How Will Roberts Rule? by Gary Cangemi

The recent Judiciary Committee hearings on the appointment of Judge John Roberts to Chief Justice of the Supreme Court left little doubt how desperate pro-abortion politicians are to hold on to their precious abortion rights. The usual suspects were there, grilling Roberts like a rib-eye steak; Ted Kennedy, Joe Biden, Diane Feinstein, and Chuck Schumer all praising Roberts for his brilliant legal mind, while pistol-whipping him to elicit the slightest betrayal of his position on abortion. With Darrowesque deftness, he rebuffed each attempt, refusing to reveal how he would rule on a case pending before the court. Even Arlen Specter, who just the day before promised he would not ask how Roberts would vote on Roe V. Wade, jumped out of the starting gate with question after question aimed at determining how Roberts would vote on Roe V. Wade.

Reading between the lines of Roberts’ skillful answers, several things were clear. First, Roberts is very conscious about not wanting to appear to be an ideologue. He stated clearly that he would not bring his personal opinions, only his legal opinions to the bench. That, of course, did not satisfy the Bidens and Kennedys, who wanted an ironclad guarantee that he would bring THEIR opinions to the bench.

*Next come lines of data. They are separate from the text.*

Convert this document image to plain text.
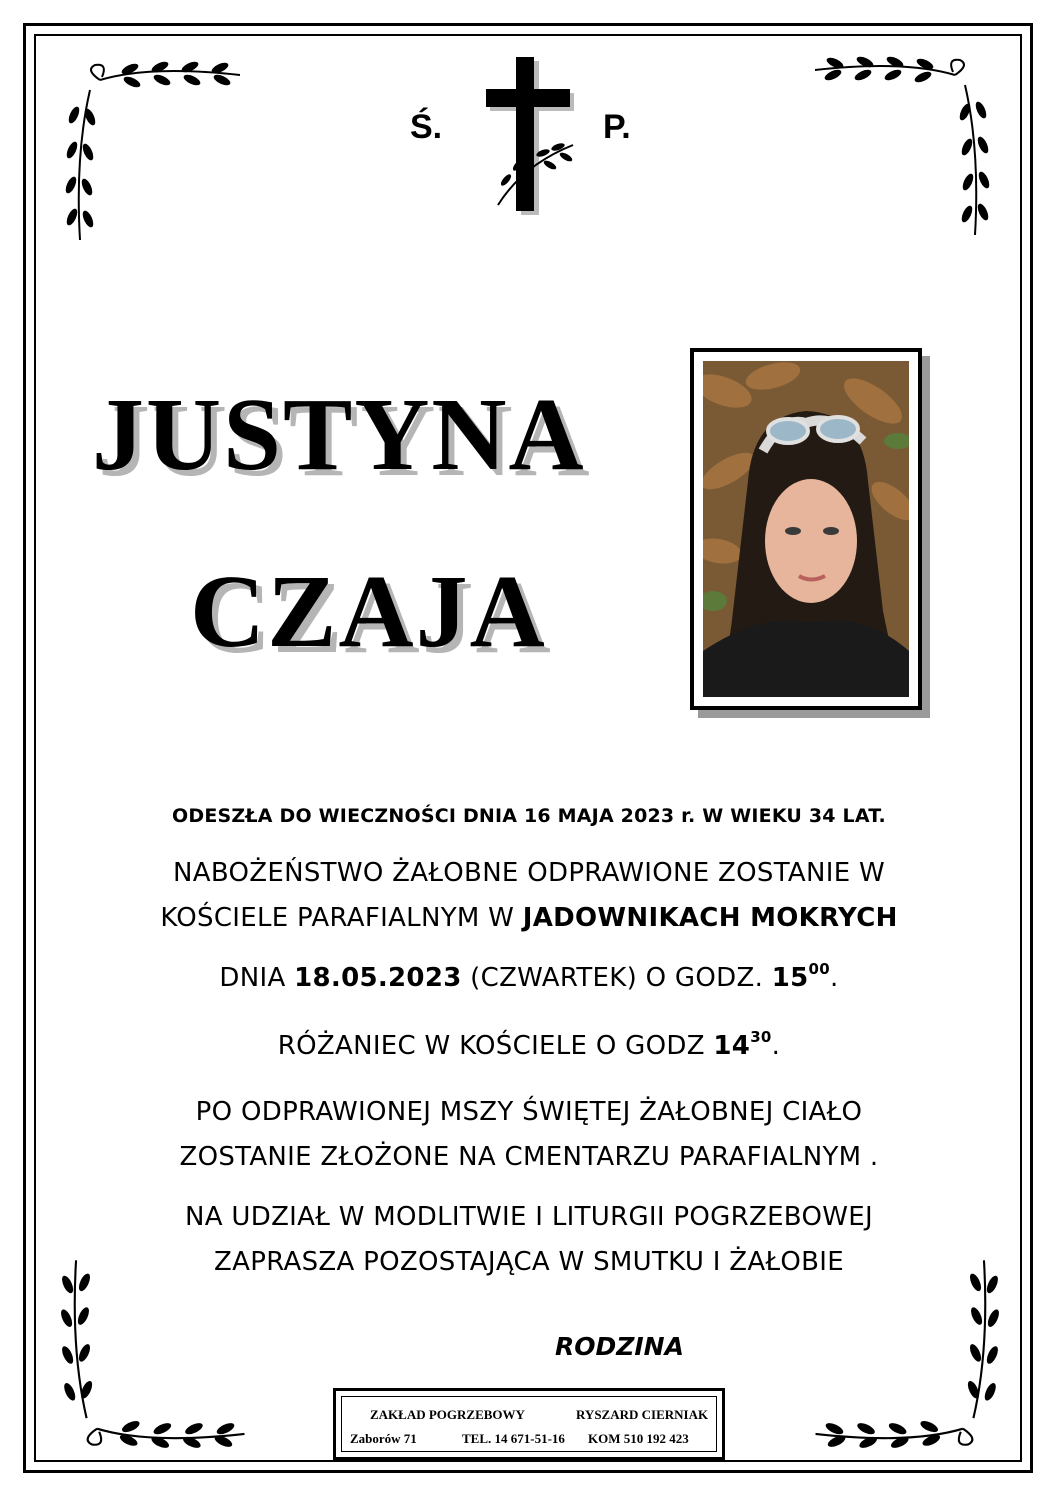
Ś.	P.
JUSTYNA
CZAJA
ODESZŁA DO WIECZNOŚCI DNIA 16 MAJA 2023 r. W WIEKU 34 LAT.
NABOŻEŃSTWO ŻAŁOBNE ODPRAWIONE ZOSTANIE W
KOŚCIELE PARAFIALNYM W JADOWNIKACH MOKRYCH
DNIA 18.05.2023 (CZWARTEK) O GODZ. $15^{00}$.
RÓŻANIEC W KOŚCIELE O GODZ $14^{30}$.
PO ODPRAWIONEJ MSZY ŚWIĘTEJ ŻAŁOBNEJ CIAŁO
ZOSTANIE ZŁOŻONE NA CMENTARZU PARAFIALNYM .
NA UDZIAŁ W MODLITWIE I LITURGII POGRZEBOWEJ
ZAPRASZA POZOSTAJĄCA W SMUTKU I ŻAŁOBIE
RODZINA
ZAKŁAD POGRZEBOWY	RYSZARD CIERNIAK
Zaborów 71	TEL. 14 671-51-16 KOM 510 192 423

Second, Roberts indicated that he would respect precedent, but that precedent was a starting point in reviewing cases before the court. His responses made it clear that precedent was no sacred cow and that there were factors which could erode or change the circumstances determining how precedent is applied. Roberts, in essence, was leaving the barn door open for future challenges to Roe V. Wade. But the burden will clearly be on the challengers.

Third, Roberts is a dedicated servant of the U.S. Constitution and the rule of law. He has no political agenda. He left no doubt that he would strictly interpret the Constitution and not legislate from the bench. The only question that remains is how he will apply these to any future cases on abortion and other life issues. The answer is, we don’t know. Our opinion is that the right to life is fundamental and foundational to our Constitution. If John Roberts is a true strict constructionist, he will uphold that opinion in his rulings. Time will tell.